2. The peptide of claim 1 which is

GVKETPQQKYQRLLHEVQELTTEVEKIKTTVKESATEEKLTPVX2LAKQLAAL (SEQ ID NO: 51),

wherein X2 is as defined in claim 1.

3. The peptide of claim 1 which is

GEKETPVQKCQRLQIEMNELLNEVAALQVDRKVADEEKQSYDAVVATVISTAR (SEQ ID NO: 52).

4. A peptide having at least 90% sequence identity with the peptide of SEQ ID NO: 51.

5. A peptide having at least 90% sequence identity with the peptide of SEQ ID NO: 52.

6. The peptide of claim 4 having only conservative amino acid substitutions compared with SEQ ID NO: 51.

7. The peptide of claim 5 having only conservative amino acid substitutions compared with SEQ ID NO: 52.
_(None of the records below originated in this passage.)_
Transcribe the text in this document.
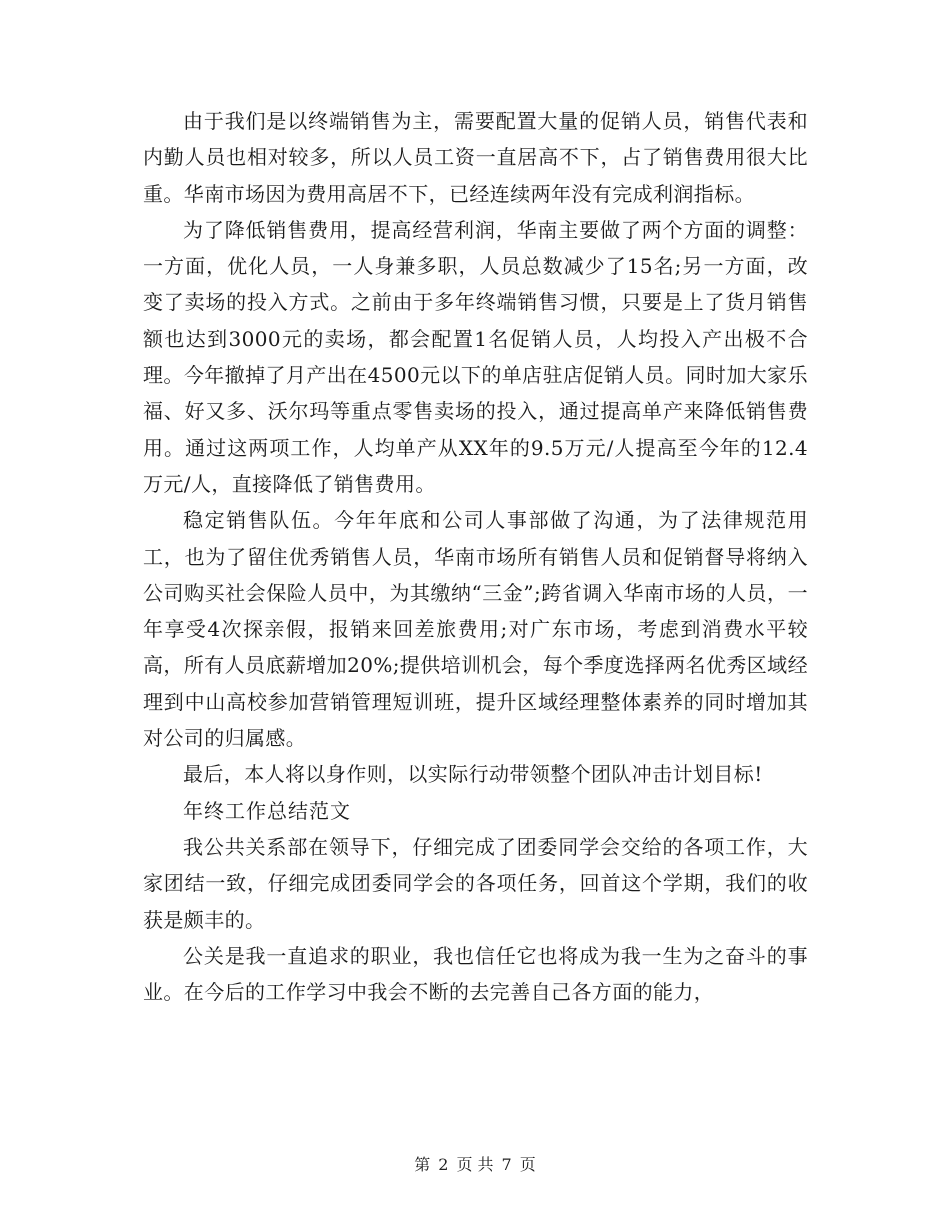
由于我们是以终端销售为主，需要配置大量的促销人员，销售代表和内勤人员也相对较多，所以人员工资一直居高不下，占了销售费用很大比重。华南市场因为费用高居不下，已经连续两年没有完成利润指标。

为了降低销售费用，提高经营利润，华南主要做了两个方面的调整：一方面，优化人员，一人身兼多职，人员总数减少了15名;另一方面，改变了卖场的投入方式。之前由于多年终端销售习惯，只要是上了货月销售额也达到3000元的卖场，都会配置1名促销人员，人均投入产出极不合理。今年撤掉了月产出在4500元以下的单店驻店促销人员。同时加大家乐福、好又多、沃尔玛等重点零售卖场的投入，通过提高单产来降低销售费用。通过这两项工作，人均单产从XX年的9.5万元/人提高至今年的12.4万元/人，直接降低了销售费用。

稳定销售队伍。今年年底和公司人事部做了沟通，为了法律规范用工，也为了留住优秀销售人员，华南市场所有销售人员和促销督导将纳入公司购买社会保险人员中，为其缴纳“三金”;跨省调入华南市场的人员，一年享受4次探亲假，报销来回差旅费用;对广东市场，考虑到消费水平较高，所有人员底薪增加20%;提供培训机会，每个季度选择两名优秀区域经理到中山高校参加营销管理短训班，提升区域经理整体素养的同时增加其对公司的归属感。

最后，本人将以身作则，以实际行动带领整个团队冲击计划目标!

年终工作总结范文

我公共关系部在领导下，仔细完成了团委同学会交给的各项工作，大家团结一致，仔细完成团委同学会的各项任务，回首这个学期，我们的收获是颇丰的。

公关是我一直追求的职业，我也信任它也将成为我一生为之奋斗的事业。在今后的工作学习中我会不断的去完善自己各方面的能力，

第 2 页 共 7 页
8. A peptide encoded by nucleic acid hybridizing under stringent conditions to the coding sequence of SEQ ID NO: 52 as set forth in FIG. 3 (SEQ ID NO: 55).

9. The peptide of claim 1 capable of modulating cellular proliferation.
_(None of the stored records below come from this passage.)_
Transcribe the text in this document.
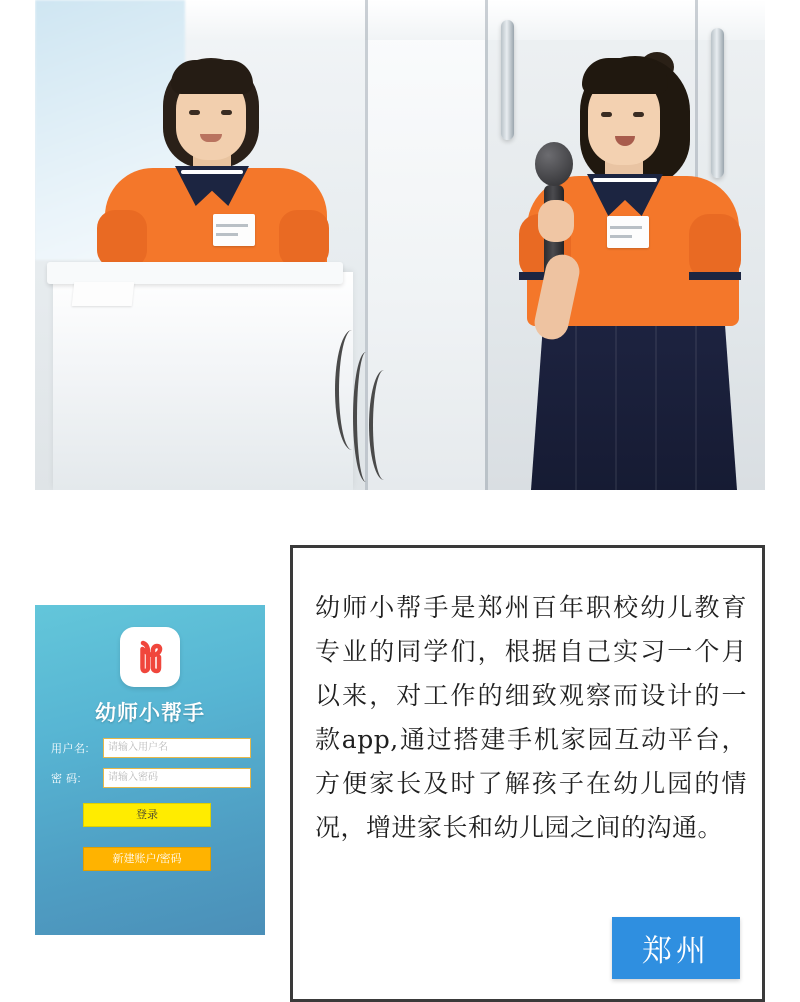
幼师小帮手
用户名:	请输入用户名
密 码:	请输入密码
登录
新建账户/密码
幼师小帮手是郑州百年职校幼儿教育专业的同学们，根据自己实习一个月以来，对工作的细致观察而设计的一款app,通过搭建手机家园互动平台，方便家长及时了解孩子在幼儿园的情况，增进家长和幼儿园之间的沟通。
郑州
10. The peptide of claim 1 capable of inhibiting cellular proliferation.

11. The peptide of claim 10 capable of selective inhibition of cancerous cells.

12. Nucleic acid encoding a peptide of claim 1.
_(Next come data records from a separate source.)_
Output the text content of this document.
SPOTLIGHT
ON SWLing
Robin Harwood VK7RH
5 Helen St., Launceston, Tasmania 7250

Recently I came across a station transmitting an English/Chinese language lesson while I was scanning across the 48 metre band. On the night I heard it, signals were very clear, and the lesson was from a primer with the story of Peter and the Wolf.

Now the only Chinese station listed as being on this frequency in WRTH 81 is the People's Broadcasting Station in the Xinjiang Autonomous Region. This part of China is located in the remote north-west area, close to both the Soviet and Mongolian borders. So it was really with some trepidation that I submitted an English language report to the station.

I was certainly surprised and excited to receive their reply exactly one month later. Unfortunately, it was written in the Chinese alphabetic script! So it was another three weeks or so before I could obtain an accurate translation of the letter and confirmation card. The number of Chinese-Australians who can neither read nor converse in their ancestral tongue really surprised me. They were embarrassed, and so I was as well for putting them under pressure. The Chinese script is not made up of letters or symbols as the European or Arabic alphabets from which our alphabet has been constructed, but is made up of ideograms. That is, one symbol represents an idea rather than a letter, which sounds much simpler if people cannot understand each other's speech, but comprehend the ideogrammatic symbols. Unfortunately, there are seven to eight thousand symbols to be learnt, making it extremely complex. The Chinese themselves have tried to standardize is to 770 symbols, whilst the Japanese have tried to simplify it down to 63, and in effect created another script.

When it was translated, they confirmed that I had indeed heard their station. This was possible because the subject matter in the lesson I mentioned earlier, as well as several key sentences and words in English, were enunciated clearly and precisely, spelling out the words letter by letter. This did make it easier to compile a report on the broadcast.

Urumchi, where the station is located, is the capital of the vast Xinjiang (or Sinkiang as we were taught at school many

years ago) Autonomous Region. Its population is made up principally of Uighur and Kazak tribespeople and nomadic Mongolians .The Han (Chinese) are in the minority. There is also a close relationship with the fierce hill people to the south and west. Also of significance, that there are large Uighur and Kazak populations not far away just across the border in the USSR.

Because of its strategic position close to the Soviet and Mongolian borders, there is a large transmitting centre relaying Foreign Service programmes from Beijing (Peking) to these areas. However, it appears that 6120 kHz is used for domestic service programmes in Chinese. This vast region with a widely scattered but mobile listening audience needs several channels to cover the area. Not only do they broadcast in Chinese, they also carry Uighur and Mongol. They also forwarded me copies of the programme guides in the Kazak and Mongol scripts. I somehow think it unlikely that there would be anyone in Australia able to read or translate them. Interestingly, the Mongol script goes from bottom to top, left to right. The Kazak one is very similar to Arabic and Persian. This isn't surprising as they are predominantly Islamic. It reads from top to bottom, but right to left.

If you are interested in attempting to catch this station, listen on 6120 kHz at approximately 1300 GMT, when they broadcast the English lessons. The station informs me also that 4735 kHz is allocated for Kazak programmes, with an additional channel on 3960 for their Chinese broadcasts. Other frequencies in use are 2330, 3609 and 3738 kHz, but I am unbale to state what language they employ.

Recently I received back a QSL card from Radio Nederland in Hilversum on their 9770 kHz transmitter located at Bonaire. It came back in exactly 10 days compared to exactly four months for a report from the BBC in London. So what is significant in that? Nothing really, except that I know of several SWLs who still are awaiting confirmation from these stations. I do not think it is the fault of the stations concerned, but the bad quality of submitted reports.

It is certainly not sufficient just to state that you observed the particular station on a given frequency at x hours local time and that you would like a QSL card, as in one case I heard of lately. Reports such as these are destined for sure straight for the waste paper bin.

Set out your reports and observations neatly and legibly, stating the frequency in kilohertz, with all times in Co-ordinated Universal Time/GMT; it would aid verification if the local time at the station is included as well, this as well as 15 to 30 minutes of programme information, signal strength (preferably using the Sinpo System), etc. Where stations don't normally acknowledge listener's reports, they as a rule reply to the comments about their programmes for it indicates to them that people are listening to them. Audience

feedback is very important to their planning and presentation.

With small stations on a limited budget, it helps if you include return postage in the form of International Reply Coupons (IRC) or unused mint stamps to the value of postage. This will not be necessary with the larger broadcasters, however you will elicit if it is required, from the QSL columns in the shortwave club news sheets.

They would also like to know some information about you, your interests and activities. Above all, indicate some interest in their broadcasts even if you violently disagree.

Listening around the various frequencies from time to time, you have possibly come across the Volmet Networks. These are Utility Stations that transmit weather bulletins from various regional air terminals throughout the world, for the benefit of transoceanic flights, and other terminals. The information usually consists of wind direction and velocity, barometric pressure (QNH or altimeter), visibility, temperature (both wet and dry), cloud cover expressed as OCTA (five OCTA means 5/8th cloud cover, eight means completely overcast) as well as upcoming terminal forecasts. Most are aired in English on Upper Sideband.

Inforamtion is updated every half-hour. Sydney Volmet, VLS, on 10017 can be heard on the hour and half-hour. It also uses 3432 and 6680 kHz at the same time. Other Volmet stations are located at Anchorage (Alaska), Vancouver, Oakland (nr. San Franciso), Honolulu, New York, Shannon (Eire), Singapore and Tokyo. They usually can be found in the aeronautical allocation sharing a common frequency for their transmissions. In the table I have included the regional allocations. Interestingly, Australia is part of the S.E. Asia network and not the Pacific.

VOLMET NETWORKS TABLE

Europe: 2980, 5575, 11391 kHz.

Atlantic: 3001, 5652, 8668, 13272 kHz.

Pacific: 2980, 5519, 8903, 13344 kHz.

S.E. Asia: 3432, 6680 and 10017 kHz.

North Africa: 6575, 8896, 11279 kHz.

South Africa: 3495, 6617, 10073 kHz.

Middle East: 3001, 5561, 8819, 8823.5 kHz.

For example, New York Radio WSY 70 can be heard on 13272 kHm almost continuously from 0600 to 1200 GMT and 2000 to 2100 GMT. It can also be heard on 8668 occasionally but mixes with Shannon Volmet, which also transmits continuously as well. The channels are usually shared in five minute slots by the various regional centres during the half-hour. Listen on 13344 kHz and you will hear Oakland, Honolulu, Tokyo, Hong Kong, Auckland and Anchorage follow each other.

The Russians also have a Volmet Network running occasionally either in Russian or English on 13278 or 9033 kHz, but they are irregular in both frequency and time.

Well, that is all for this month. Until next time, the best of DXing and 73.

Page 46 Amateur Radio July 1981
13. A vector comprising and capable of expressing the nucleic acid of claim 12.

14. A recombinant host cell transformed with the nucleic acid of claim 12.

15. A composition comprising a peptide of claim 1 in admixture with a pharmaceutically acceptable carrier.

16. A composition comprising a nucleic acid of claim 12 in admixture with a carrier.

17. A method for inhibiting cellular proliferation comprising delivering to a target cell an effective amount of an isolated peptide of claim 1 or a nucleic acid encoding said peptide.

18. A method for inhibiting cellular proliferation comprising delivering to a target cell an effective amount of an isolated peptide of claim 4 or a nucleic acid encoding said peptide.

19. A method for inhibiting cellular proliferation comprising delivering to a target cell an effective amount of an isolated peptide of claim 5 or a nucleic acid encoding said peptide.

20. A method for inhibiting cellular proliferation comprising delivering to a target cell an effective amount of an isolated peptide of claim 8 or a nucleic acid encoding said peptide.

21. The method of claim 17 wherein said target cell is a tumor cell.

22. The method of claim 21 wherein said tumor cell is a cancer cell.

23. A method for identifying a compound capable of inhibiting cellular proliferation comprising incubating a battery of candidate compounds with a mixture of a peptide of claim 1 and a native ZW10 protein for a time and under conditions sufficient for interaction between said candidate compounds and said peptide or ZW10, monitoring said interaction, and selecting a compound that interacts with said peptide or ZW10.

24. The method of claim 23 wherein said interaction is monitored by the yeast two-hybrid system.

25. The method of claim 23 wherein said interaction is binding to ZW10.

26. The method of claim 23 wherein said interaction is binding to said polypeptide.

27. A molecule identified by the method of claim 23.